A total of 643 care providers were included, of whom 53% were primary care midwives, 29% obstetricians/residents and 19% hospital-based midwives. There was 72% agreement and 87% adherence to "offer induction of labour (IOL) at 41 weeks alongside expectant management". Although 92% agreed with "discuss the advantages and disadvantages", only 67% agreed with "specify perinatal outcomes" and 63% agreed with "specify outcomes for nulliparous versus multiparous women". Adherence to these and to recommendations regarding monitoring were lower (43-59%). There was uncertainty among 45% about the benefits of the guideline, with only 17% believing in maternal and 20% believing in neonatal benefits.
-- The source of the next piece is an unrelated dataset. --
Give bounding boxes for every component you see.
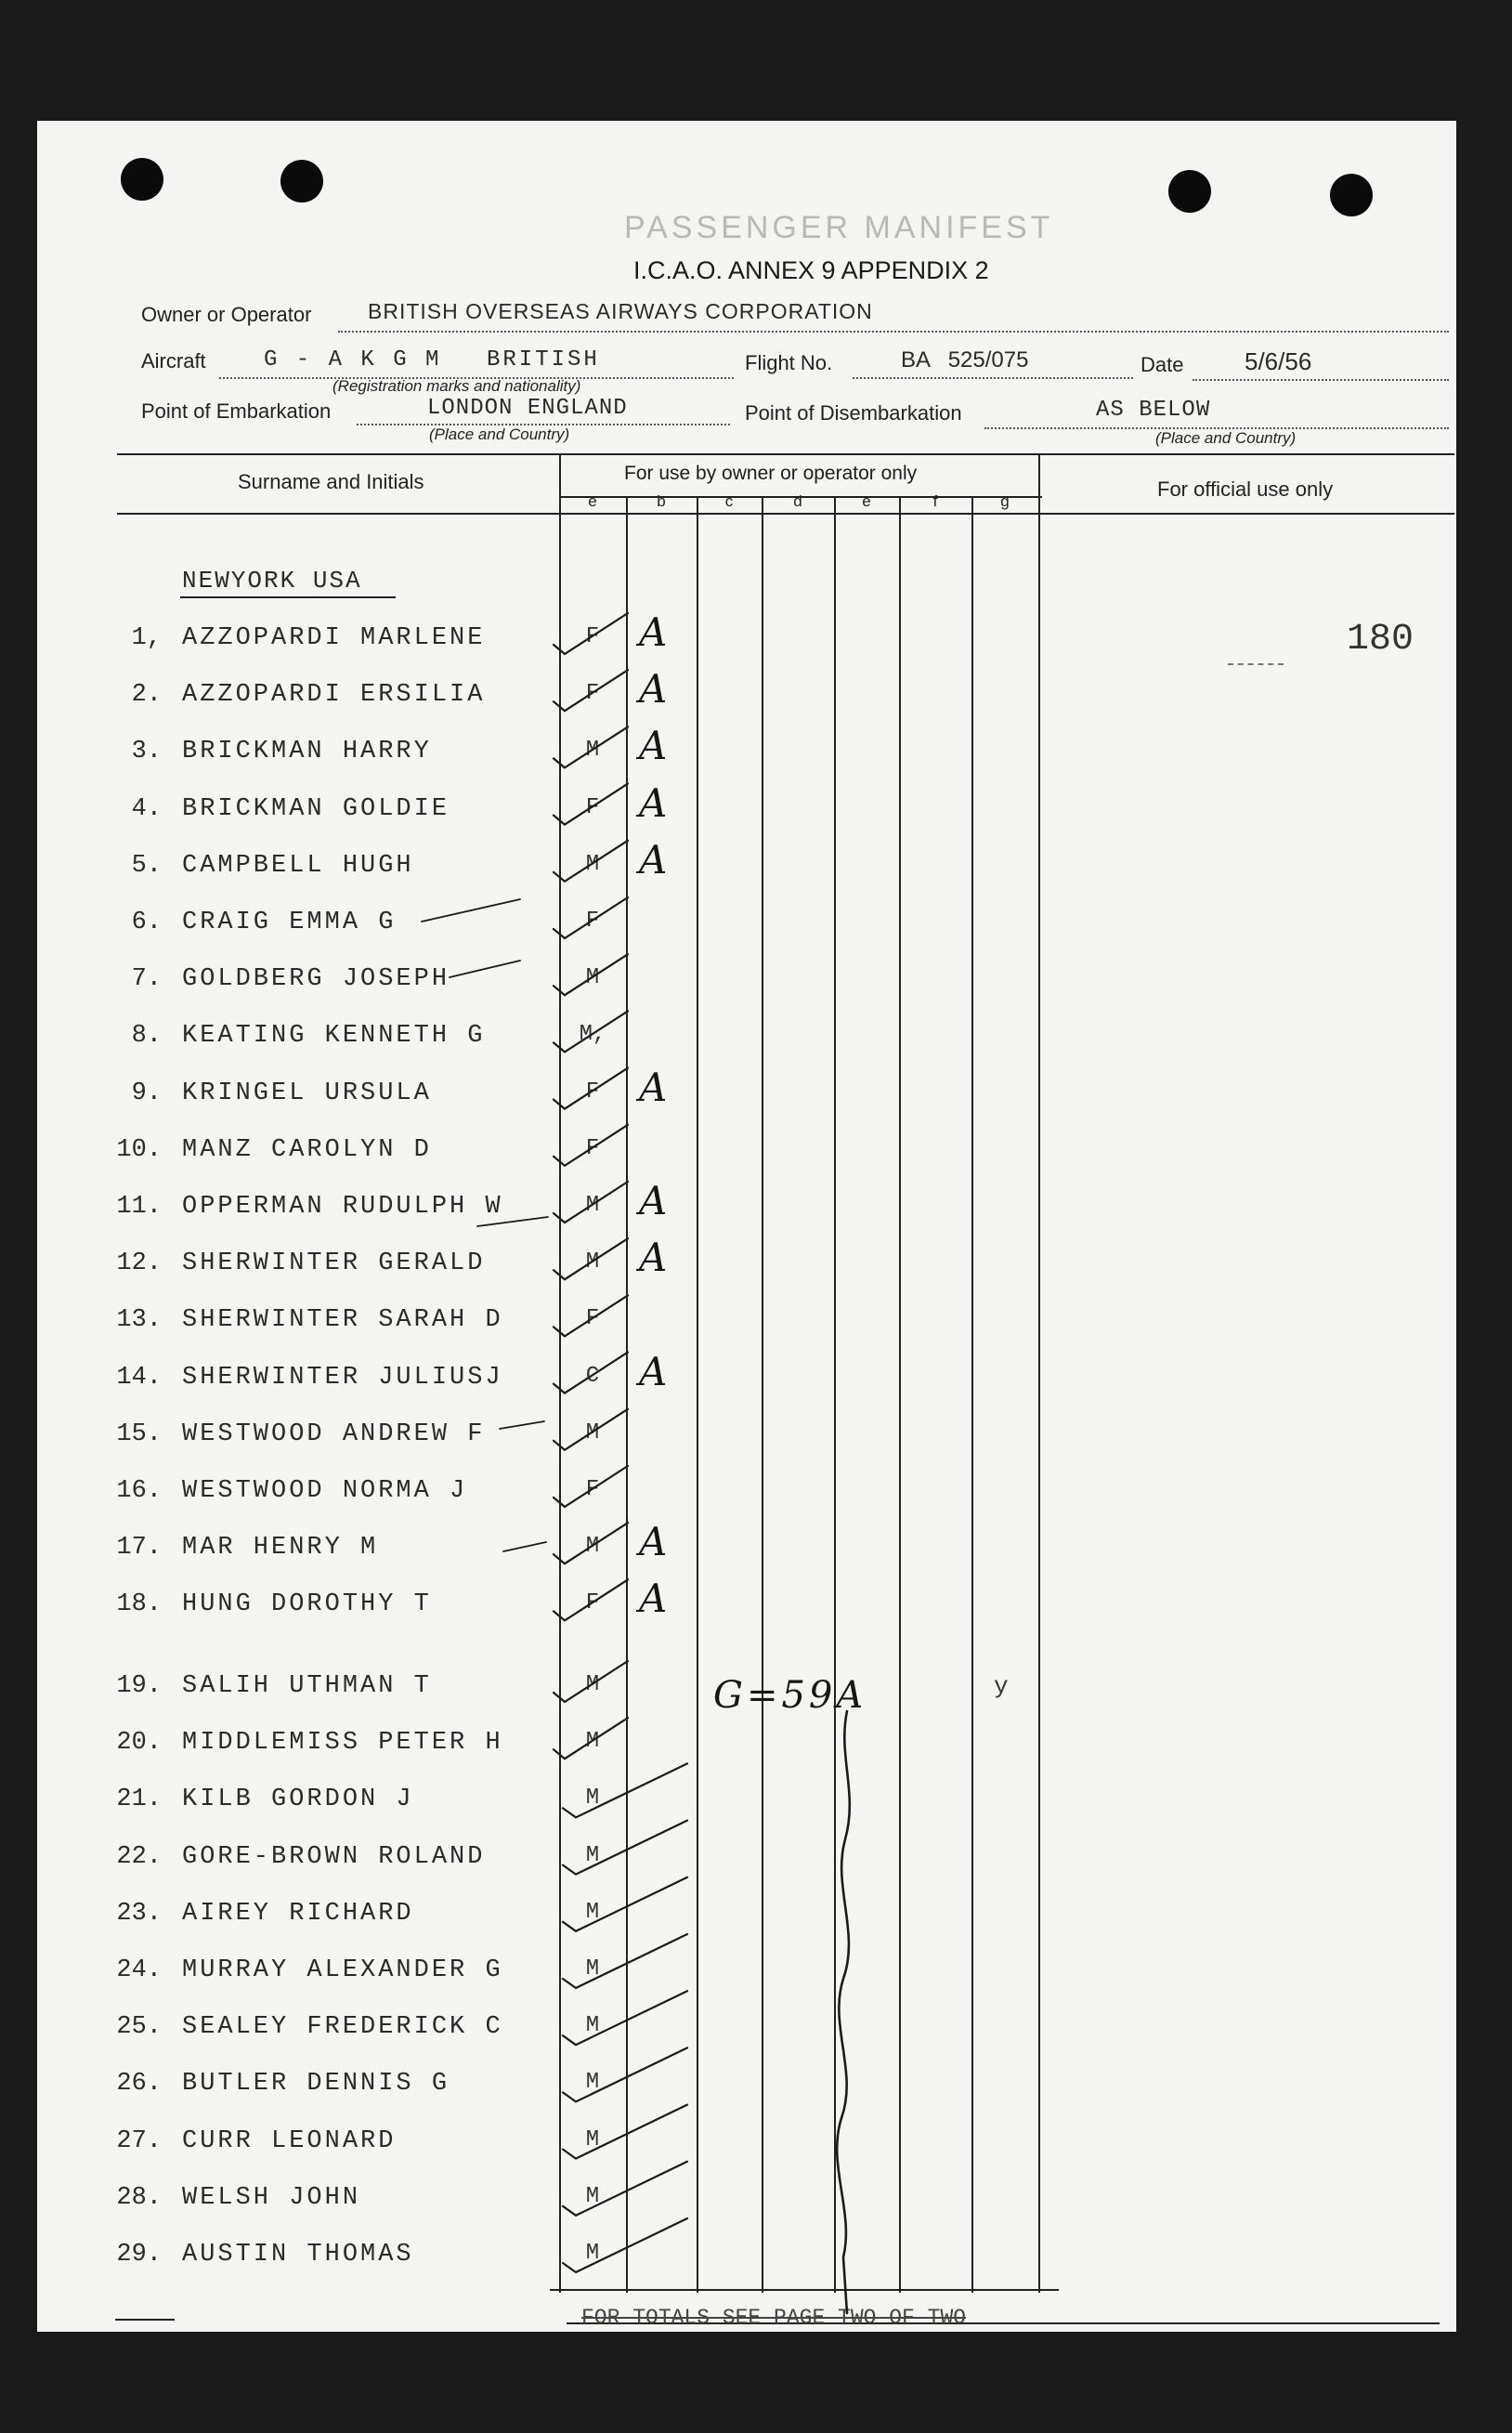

Care providers widely agreed with and adhered to the recommendation to offer IOL at 41 weeks, but adherence to specific elements of shared decision-making was lower, and care providers expressed limited confidence on the benefits of the policy for mother and child.
探讨荷兰产科护理人员对更新后的荷兰晚期妊娠管理国家指南的体验、观点及其对日常工作的影响。
这是一项针对2024年荷兰产科护理人员的横断面调查。
设计了一份在线问卷,在4次半结构化访谈的基础上进行完善,进行预试验后分发给基层医疗和医院的助产士、住院医师及产科医生。大多数问题采用5级李克特量表。进行描述性分析和数据可视化。进行线性回归以评估特征与对建议的认同及遵循之间的关联。主要结局指标包括对指南的知晓度、对建议的认同及遵循情况、对指南影响的意见和观点以及参与者对指南的体验。
共纳入643名护理人员,其中53%为基层医疗助产士,29%为产科医生/住院医师,19%为医院助产士。对于“在41周时提供引产(IOL)并同时进行期待管理”,有72%的人表示认同,87%的人表示遵循。尽管92%的人同意“讨论利弊”,但只有67%的人同意“明确围产期结局”,63%的人同意“明确初产妇与经产妇的结局”。对这些以及关于监测的建议的遵循率较低(43%-59%)。45%的人对该指南的益处存在不确定性,只有17%的人认为对母亲有益,20%的人认为对新生儿有益。
护理人员广泛认同并遵循在41周时提供引产的建议,但对共同决策具体要素的遵循率较低,护理人员对该政策对母婴的益处信心有限。